A couple of years ago I went swimming at the community pool in our Knoxville suburb with my 5-year-old stepdaughter. She was excited that there was another child in the pool and smiled at him to encourage a greeting; however, we were both stunned when he turned to his grandmother and said, “She’s brown. Why is she here?” Millennials may not know that public swimming pools were once segregated. There is a scene in the biopic Introducing Dorothy Dandridge (1999), based on the life of the African American actress, depicting Halle Berry in the starring role dipping a toe into the segregated pool of the Las Vegas Frontier Hotel. Apparently the actress did this as an act of resistance after being told that management would have to drain and clean the pool if she, being a black woman, got into it. This took place in the 1950s, yet here was a four-year-old in 2014 asking why a brown girl was in his community swimming pool. While the desegregation of public pools might not be widely taught as a part of race history, certainly discrimination had been introduced to this young man’s consciousness from somewhere.
Standing beside the floatie-encased arms of her grandson, the boy’s grandmother had the decency to blush at his indiscretion.

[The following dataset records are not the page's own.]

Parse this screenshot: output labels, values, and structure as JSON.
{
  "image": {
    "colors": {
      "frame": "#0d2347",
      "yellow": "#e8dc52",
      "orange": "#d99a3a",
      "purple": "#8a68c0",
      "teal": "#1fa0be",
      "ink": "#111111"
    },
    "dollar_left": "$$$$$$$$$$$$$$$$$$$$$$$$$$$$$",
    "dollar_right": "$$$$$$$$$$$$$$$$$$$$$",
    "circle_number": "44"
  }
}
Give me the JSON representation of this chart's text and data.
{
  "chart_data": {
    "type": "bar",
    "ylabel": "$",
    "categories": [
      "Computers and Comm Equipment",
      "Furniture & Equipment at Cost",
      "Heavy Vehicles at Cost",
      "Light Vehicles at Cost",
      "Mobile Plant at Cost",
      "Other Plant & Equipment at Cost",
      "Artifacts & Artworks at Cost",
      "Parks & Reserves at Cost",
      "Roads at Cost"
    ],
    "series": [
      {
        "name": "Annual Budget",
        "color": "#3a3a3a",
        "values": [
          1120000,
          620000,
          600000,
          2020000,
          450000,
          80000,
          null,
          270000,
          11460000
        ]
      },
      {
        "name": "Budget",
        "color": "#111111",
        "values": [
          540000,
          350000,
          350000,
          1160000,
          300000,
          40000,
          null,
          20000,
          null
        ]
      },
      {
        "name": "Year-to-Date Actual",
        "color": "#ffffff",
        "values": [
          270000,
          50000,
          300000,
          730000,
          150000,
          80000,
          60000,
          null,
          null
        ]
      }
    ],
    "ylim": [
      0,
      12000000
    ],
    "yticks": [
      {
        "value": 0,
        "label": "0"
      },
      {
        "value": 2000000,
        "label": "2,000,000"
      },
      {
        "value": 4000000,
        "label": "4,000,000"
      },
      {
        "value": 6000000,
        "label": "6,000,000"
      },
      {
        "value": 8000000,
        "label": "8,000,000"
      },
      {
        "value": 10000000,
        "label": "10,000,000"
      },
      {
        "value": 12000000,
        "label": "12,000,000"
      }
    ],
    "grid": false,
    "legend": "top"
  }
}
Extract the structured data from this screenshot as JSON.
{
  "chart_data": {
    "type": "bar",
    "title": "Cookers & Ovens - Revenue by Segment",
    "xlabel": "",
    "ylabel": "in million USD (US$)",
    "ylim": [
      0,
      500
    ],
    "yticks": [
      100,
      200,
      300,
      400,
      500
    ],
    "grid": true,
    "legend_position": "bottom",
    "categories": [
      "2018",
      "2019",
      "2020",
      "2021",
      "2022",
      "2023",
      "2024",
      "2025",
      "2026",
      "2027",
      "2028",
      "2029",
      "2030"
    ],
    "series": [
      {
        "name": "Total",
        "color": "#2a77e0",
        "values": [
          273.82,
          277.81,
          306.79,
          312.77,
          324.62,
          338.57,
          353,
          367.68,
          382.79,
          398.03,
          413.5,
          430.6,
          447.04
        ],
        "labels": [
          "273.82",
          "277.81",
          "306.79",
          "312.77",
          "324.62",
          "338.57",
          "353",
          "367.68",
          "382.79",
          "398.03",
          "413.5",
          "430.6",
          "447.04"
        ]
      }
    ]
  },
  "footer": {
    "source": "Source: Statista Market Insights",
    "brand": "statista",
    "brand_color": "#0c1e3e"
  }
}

If I had been quick enough, I might have responded in that sickly sweet voice people adopt when really pushed to the edge that “We are here because our housing association dues afford this black family the right to be here.” Instead, I diplomatically proceeded to talk to the grandmother about the importance of young people learning how to swim. I then turned away to teach my stepdaughter how to cup her palms and pull them through the water as she stood on the second stair of the pool, her damp, neatly braided hair glistening under the penetrating sunlight. Metaphorically, I imagined the motion becoming a way for her to transcend all of the stereotypes and historical baggage that proclaimed she did not deserve the right to be there.